On peut dire de façon schématique que tout « bien » industriel (ou plus généralement tout bien produit par la technique) est composé d’éléments constituants dont les caractéristiques générales (plans, tolérances, matériau utilisé, traitements divers..) et les spécifications d’interface avec les éléments voisins sont définies avec précision et que le respect de cette définition précise de chaque composant est une condition impérative du bon fonctionnement de l’ensemble ; c’est du moins ainsi que les choses devraient se passer. Cette philosophie de la définition d’un bien est donc à peu près incompatible avec l’idée de « réparation » d’une pièce endommagée ou périmée, parce que la réparation entraîne à peu près forcément des modifications de ces caractéristiques, donc des risques de dysfonctionnement.

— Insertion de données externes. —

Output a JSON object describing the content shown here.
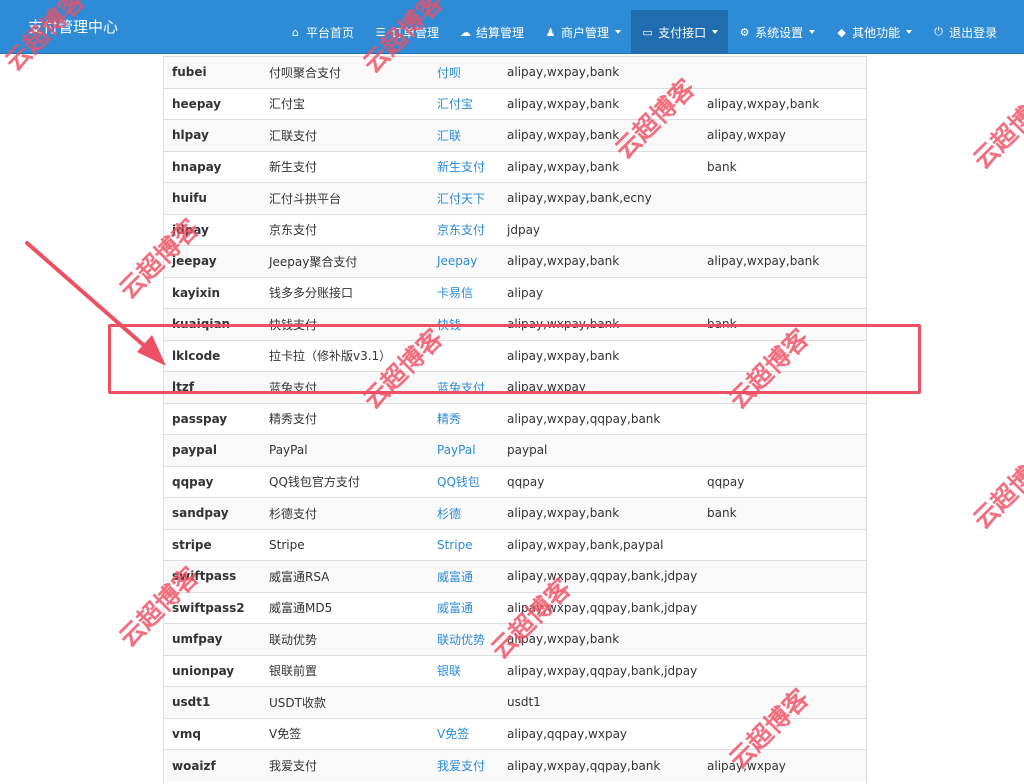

Le maintien d’un matériel dans des conditions de fonctionnement satisfaisantes, le maintien si l’on préfère de sa « sûreté de fonctionnement » suppose donc que tout composant qui n’est plus conforme à ses spécifications, soit par suite d’un accident, soit du fait de l’usure entraînée par le fonctionnement, soit parce que l’âge a modifié ses caractéristiques (cas des pièces en caoutchouc), doit être remplacé par un élément neuf, ou à la rigueur reconditionné de façon à retrouver l’intégralité des caractéristiques initiales. Insistons encore sur le fait que cette identité de la pièce de rechange par rapport au composant initial ne se limite pas à sa géométrie, mais comprend toutes les caractéristiques : une pièce mécanique devra être géométriquement identique au plan de définition, mais cette identité inclura aussi la matière utilisée, les traitements thermiques qu’elle subit, l’état de surface etc. Cette parfaite identité peut dans certains cas constituer un impératif vital (vis utilisées dans la structure d’un avion par exemple).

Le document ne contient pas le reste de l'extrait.